My idea of a good “practice,” then, is one that changes the mind, not the brain.  That can be done with some intense effort, usually requiring other people engaged in dialogue (written texts will do, but I’ve found that dialogue about those texts speeds progress).  One can change one’s mind fairly quickly—in a few months of intensive study and thought.  Changing one’s brain may take longer, but it also has less dramatic results.

Think of the enormous change to our mind when we first come to understand the causes that give rise to some phenomenon in the world.  This could be anything from discovering how the solar system works to understanding human psychology.  Our ability to act in the world expands enormously with every such advance. 

On the other hand, a decade of often physically tortuous ascetic practices can make small changes to the structure of the brain, which have been shown to make us less susceptible to noticing what is occurring in our environment. Many think this makes them less “distractable,” and so more “mindful” and more content or whatever.  

Why would we be willing to devote long years for such a small change, but not short months for such enormous changes?  

Perhaps the simple answer is that we think only physical changes are “really real.”  We don’t like the idea that our thoughts are real and have real causal powers.  

But I think there is also a component of just plain fear.  Many people seem to want to continue in the beliefs they have always held, and not be responsible for deciding what to believe.  That decision would make us much too responsible for the world we live in, and is unsettling.  Last night, I was at a meeting of people proclaiming their belief in God, and accusing atheists of stubbornly refusing to accept the obvious evidence of God’s existence.  Every one who spoke, without exception, insisted that they have no idea at all what “God” is, but they know he (always a he) must exist—they have been told so since childhood, and see no reason to question this.  I see this as a fear to be overcome.  We want to continue in beliefs that have been offered to us, because to question them is to become responsible for what we believe, and will demand ever more intellectual work.  

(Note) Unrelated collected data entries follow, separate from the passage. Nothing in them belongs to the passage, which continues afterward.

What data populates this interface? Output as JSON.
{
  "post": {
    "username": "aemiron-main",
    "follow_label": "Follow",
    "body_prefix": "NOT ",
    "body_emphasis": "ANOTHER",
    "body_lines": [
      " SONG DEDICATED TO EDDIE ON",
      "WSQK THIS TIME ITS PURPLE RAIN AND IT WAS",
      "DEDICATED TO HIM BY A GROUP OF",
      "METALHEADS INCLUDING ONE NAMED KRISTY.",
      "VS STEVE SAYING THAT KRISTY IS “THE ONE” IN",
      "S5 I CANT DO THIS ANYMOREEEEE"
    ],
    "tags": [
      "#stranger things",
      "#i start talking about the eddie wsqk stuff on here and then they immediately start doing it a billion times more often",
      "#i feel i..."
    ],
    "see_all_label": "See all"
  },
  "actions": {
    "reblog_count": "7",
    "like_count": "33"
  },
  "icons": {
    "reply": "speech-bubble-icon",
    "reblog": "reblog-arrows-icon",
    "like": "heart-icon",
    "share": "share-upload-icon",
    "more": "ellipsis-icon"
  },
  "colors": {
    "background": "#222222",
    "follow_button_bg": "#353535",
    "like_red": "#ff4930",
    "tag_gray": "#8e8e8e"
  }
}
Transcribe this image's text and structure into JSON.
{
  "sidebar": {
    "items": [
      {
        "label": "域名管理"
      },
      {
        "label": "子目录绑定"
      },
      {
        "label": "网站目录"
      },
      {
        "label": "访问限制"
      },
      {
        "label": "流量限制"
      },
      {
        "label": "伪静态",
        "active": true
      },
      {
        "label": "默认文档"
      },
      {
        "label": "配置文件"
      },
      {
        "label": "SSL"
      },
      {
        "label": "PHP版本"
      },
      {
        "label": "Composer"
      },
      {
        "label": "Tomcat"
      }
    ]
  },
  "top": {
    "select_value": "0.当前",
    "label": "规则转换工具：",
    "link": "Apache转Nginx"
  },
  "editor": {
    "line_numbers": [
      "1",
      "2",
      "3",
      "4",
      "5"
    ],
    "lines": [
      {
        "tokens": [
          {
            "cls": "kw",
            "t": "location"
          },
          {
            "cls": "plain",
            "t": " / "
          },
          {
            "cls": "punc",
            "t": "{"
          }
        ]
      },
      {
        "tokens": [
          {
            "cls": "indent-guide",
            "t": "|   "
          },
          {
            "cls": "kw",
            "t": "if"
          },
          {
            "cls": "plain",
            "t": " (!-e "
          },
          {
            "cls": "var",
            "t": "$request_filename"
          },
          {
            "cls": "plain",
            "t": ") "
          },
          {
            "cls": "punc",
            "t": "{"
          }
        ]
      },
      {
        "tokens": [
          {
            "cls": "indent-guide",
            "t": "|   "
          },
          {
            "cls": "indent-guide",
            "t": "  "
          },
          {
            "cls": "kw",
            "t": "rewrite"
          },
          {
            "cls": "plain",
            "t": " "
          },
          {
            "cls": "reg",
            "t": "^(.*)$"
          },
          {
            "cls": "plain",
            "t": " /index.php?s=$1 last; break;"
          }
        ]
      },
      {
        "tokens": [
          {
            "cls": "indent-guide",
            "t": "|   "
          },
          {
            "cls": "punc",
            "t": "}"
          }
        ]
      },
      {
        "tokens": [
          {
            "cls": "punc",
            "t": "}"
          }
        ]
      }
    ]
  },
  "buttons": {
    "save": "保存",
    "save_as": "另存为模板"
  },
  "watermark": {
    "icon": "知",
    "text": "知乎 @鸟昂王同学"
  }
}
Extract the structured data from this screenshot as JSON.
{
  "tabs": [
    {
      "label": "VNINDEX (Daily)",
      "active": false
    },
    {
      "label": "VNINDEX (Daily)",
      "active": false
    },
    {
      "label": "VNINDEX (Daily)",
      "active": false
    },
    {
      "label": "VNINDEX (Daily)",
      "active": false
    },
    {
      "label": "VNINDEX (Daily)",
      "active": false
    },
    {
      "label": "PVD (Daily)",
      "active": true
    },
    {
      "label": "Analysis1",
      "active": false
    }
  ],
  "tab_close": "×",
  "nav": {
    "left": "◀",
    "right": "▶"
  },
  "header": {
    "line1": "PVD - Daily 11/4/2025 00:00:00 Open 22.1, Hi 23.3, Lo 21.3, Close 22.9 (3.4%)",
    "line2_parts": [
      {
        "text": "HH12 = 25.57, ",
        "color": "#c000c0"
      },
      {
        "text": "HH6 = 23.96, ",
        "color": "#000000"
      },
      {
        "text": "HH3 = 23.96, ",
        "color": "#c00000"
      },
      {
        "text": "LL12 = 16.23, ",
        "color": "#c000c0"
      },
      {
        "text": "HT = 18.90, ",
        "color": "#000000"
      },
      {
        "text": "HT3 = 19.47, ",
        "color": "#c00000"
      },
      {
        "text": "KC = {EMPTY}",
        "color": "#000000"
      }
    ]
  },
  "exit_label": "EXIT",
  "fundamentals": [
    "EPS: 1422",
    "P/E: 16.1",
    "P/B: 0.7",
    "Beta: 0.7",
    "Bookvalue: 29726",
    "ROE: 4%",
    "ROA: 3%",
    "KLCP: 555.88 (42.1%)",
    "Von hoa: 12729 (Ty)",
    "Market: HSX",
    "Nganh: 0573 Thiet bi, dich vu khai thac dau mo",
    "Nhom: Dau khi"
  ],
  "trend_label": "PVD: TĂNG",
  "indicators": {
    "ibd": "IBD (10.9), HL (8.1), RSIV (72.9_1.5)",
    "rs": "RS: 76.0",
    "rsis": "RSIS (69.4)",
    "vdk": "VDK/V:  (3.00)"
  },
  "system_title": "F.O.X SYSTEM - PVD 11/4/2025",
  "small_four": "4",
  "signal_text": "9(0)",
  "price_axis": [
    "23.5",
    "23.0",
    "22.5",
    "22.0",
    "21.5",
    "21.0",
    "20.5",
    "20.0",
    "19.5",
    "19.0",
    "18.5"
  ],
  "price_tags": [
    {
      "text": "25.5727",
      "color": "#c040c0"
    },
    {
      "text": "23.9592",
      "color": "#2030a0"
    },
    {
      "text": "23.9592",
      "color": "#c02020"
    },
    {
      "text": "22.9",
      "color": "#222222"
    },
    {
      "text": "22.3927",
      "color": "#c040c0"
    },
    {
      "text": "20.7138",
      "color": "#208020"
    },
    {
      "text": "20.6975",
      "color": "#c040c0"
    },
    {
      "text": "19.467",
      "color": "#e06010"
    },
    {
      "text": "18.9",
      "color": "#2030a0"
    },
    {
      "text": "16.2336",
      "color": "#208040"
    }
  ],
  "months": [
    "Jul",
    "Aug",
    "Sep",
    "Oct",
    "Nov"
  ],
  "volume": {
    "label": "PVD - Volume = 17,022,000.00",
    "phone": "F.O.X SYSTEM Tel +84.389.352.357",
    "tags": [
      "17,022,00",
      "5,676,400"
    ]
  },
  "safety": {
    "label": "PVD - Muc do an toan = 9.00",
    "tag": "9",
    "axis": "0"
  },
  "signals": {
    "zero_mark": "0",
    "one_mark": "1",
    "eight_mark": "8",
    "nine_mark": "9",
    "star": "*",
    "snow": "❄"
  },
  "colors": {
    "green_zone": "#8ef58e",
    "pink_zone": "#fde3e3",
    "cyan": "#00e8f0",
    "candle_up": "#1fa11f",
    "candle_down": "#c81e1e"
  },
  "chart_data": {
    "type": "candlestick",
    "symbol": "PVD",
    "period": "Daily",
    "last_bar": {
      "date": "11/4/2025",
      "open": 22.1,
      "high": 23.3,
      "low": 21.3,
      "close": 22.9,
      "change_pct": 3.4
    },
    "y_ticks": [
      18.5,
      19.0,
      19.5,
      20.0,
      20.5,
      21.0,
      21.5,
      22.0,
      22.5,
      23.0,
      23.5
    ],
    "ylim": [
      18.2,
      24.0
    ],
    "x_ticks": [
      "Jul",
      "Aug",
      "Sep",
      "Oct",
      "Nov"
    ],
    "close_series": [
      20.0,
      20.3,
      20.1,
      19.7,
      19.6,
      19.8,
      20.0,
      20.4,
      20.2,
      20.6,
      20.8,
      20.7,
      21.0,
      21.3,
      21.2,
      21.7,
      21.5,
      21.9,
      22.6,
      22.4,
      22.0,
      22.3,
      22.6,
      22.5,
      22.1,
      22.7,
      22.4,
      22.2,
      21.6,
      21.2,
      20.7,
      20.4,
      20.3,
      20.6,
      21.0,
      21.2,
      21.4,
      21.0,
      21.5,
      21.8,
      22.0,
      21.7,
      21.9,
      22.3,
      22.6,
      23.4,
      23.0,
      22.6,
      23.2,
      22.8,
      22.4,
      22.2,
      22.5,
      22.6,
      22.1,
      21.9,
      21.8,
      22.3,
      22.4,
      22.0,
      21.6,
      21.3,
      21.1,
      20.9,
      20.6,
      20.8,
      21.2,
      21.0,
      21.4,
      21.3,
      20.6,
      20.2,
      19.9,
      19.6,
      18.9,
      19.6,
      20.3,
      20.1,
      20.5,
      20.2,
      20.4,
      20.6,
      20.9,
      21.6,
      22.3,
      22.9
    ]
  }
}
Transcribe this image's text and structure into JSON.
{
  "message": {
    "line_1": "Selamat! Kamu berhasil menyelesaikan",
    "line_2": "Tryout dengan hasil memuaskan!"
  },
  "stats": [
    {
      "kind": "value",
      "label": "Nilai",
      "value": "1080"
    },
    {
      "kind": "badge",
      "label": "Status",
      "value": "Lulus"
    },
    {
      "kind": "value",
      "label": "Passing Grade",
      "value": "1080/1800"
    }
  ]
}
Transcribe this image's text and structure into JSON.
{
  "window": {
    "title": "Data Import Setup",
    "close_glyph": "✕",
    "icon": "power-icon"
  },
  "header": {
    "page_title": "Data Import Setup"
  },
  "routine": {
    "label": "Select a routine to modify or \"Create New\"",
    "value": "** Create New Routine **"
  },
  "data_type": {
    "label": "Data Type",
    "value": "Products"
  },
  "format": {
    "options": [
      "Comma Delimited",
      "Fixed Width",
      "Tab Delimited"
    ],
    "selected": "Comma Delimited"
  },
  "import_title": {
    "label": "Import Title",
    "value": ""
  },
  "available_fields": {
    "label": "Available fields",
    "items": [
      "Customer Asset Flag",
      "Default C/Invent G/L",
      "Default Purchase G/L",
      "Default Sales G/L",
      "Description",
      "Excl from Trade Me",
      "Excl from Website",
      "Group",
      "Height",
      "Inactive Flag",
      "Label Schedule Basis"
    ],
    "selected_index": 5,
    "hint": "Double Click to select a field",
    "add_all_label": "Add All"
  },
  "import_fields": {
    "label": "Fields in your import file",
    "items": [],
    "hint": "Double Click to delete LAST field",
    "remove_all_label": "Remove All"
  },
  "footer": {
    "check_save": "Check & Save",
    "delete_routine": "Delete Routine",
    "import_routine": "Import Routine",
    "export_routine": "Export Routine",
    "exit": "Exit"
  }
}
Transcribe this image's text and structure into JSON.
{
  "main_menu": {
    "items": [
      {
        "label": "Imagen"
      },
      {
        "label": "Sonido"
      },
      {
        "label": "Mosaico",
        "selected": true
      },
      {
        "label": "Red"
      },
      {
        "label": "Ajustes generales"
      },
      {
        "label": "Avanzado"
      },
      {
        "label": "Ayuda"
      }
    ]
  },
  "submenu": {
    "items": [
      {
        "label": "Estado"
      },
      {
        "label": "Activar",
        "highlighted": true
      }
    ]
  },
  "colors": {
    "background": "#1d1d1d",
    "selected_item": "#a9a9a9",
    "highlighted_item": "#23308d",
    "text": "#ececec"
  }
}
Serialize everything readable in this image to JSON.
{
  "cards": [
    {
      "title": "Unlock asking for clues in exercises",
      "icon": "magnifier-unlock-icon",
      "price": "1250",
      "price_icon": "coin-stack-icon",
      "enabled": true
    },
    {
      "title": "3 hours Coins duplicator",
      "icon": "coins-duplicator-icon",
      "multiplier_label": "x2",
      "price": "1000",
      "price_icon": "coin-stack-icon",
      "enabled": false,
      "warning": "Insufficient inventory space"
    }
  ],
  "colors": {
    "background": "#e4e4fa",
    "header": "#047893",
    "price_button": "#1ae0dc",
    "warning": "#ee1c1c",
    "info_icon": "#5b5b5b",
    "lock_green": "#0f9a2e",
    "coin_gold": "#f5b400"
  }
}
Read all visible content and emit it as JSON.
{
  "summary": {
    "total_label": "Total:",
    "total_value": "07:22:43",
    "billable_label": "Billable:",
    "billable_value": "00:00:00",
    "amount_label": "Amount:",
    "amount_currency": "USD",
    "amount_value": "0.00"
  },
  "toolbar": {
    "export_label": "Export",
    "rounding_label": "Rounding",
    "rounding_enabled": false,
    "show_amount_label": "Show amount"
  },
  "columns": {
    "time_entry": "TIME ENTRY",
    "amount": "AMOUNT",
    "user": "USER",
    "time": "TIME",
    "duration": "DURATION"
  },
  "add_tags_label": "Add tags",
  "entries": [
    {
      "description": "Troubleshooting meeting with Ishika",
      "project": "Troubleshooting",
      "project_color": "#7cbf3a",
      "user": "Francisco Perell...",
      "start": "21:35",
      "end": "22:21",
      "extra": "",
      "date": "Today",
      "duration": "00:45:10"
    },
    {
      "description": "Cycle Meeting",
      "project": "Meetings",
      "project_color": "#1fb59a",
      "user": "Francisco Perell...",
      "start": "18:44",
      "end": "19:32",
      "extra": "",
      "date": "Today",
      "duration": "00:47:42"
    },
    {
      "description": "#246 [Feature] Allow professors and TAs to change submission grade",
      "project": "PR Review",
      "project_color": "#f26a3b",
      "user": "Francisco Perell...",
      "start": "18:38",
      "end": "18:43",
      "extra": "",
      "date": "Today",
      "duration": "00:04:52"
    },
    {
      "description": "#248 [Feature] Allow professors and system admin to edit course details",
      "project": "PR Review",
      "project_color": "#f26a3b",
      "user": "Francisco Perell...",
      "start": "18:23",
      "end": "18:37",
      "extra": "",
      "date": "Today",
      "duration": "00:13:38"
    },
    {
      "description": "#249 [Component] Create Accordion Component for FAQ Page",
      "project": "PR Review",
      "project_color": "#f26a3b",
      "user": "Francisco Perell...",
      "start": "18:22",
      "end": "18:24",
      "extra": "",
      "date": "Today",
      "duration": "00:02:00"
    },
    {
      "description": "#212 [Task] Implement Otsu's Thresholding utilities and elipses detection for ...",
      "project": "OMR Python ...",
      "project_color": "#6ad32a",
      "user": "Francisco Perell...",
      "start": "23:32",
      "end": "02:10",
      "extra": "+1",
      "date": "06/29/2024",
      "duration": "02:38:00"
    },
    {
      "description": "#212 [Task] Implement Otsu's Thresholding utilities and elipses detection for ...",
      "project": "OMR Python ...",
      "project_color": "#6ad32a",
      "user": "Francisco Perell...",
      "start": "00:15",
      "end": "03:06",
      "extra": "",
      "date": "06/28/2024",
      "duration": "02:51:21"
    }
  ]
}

I always think of Joseph Priestly when I consider this.  Despite being credited with discovering oxygen, Priestly refused to believe in it.  For the rest of his life he worked to prove that what he had produced was “depholgistonated” air.  I’ve been to his house in Northumberland Pennsylvania, where some of his scientific equipment is preserved.  It has always seemed sad to me that he could never bear to give up on the old Aristotelian model of the world, even if it meant denying the evidence of his own empirical experiments.  

To accept the evidence of his experiments would have required him to make a change in his mind, to join in with the collective mind of many of his contemporaries who understood the ramifications of his discoveries.  This change is often the most frightening of all—and is what those who want a “practice” in the sense of a technique to alter the brain are trying to avoid.  

So my suggestion is to stop trying to change the brain, and to do the work of changing the mind.  It will lead to much greater overall happiness, because it will lead to much greater agency (on this, see my last post on “Human Nature”).

I have been arguing for a practice all along.  Just not the kind of practice most people involved in Buddhism (or, apparently, Christianity…or psychology…) are looking for.